Spaargeld en peildata
Wie meer vermogen heeft dan €20.315 (het dubbele voor fiscale partners) betaalt hierover belasting in box 3. Normaal betaalt u belasting over het gemiddelde vermogen in een kalenderjaar. Peildata: 1 januari en 31 december.
In het jaar van overlijden zijn de peildata 1 januari en de dag van overlijden. Op beide data wordt een optelsom gemaakt van de waarde van spaargeld en beleggingen, verminderd met schulden. Voor aandelen geldt de koers op de sterfdag. Het gemiddelde van het vermogen op beide peildata is het vermogen waarover de fiscus 1,2 procent heft. In geval van overlijden wordt dit omgerekend: overlijdt iemand halverwege het jaar, dan is de ‘vermogens-taks’ 0,6 procent.

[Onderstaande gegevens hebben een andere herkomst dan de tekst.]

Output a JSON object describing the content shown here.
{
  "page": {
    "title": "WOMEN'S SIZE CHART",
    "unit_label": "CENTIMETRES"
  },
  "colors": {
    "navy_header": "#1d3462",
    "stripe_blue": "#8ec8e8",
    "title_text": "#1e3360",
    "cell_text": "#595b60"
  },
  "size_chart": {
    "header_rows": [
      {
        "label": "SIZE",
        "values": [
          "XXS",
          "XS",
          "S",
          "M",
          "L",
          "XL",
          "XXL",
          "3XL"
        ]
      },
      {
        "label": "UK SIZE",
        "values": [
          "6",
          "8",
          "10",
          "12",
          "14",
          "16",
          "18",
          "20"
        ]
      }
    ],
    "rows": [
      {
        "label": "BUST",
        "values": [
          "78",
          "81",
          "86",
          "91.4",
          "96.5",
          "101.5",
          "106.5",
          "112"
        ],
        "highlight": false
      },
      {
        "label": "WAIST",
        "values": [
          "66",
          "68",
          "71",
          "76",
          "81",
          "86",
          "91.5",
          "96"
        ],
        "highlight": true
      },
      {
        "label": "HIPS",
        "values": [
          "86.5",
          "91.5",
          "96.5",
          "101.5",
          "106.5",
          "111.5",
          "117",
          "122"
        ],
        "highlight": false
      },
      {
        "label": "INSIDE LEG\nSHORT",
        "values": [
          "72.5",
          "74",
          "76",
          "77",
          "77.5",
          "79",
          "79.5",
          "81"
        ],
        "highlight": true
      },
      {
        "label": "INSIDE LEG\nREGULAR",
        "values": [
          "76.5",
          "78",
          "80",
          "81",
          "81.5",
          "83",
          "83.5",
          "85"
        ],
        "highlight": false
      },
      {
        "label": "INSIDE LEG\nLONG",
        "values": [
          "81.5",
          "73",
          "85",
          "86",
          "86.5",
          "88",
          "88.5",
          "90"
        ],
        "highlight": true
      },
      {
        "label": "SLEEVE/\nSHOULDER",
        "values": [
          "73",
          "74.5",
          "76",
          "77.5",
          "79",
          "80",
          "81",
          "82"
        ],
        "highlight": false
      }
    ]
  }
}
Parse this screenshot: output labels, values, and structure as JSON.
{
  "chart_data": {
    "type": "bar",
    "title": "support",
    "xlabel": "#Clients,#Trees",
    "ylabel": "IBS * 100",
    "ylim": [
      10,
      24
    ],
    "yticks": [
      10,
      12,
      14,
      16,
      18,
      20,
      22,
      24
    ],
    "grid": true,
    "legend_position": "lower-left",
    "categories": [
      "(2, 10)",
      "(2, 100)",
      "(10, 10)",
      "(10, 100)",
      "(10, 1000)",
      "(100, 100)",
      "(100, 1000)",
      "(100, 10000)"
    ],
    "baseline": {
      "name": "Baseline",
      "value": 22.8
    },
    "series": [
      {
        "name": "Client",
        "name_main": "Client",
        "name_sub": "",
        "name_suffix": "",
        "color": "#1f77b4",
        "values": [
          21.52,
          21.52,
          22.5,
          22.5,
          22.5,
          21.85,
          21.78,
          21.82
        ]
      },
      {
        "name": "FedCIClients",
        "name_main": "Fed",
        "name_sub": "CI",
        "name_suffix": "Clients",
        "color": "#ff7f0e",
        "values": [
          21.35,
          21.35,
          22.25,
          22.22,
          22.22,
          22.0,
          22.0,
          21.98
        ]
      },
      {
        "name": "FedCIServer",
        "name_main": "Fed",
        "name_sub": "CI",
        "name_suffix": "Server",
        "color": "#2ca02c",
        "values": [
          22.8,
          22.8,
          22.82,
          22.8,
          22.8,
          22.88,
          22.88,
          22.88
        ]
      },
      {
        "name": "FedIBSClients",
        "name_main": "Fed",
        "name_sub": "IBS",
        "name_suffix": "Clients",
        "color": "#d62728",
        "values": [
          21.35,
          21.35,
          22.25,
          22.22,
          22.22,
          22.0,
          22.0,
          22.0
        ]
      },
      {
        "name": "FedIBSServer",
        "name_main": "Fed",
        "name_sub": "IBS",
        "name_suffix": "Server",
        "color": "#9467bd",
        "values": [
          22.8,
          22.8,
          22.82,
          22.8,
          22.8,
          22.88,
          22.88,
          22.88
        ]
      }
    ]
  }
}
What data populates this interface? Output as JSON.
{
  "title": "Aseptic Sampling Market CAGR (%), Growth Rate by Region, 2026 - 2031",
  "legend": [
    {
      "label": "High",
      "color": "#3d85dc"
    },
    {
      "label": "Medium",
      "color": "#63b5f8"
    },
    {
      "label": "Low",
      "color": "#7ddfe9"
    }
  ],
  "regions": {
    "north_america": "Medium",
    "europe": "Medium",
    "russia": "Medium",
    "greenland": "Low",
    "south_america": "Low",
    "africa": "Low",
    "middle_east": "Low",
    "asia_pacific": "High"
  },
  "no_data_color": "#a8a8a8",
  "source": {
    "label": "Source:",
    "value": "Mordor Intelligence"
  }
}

Van het vermogen moet in het jaar van overlijden altijd afzonderlijk aangifte worden gedaan. Het vermogen van de langstlevende wordt gepeild op 1 januari en 31 december en dus niet op de sterfdatum. Dit pakt nadeliger uit naarmate iemand later in het jaar overlijdt. Heffingskortingen, zoals de algemene heffingskorting, de arbeidskorting en de ouderenkorting, worden volledig toegepast, ongeacht de maand van overlijden.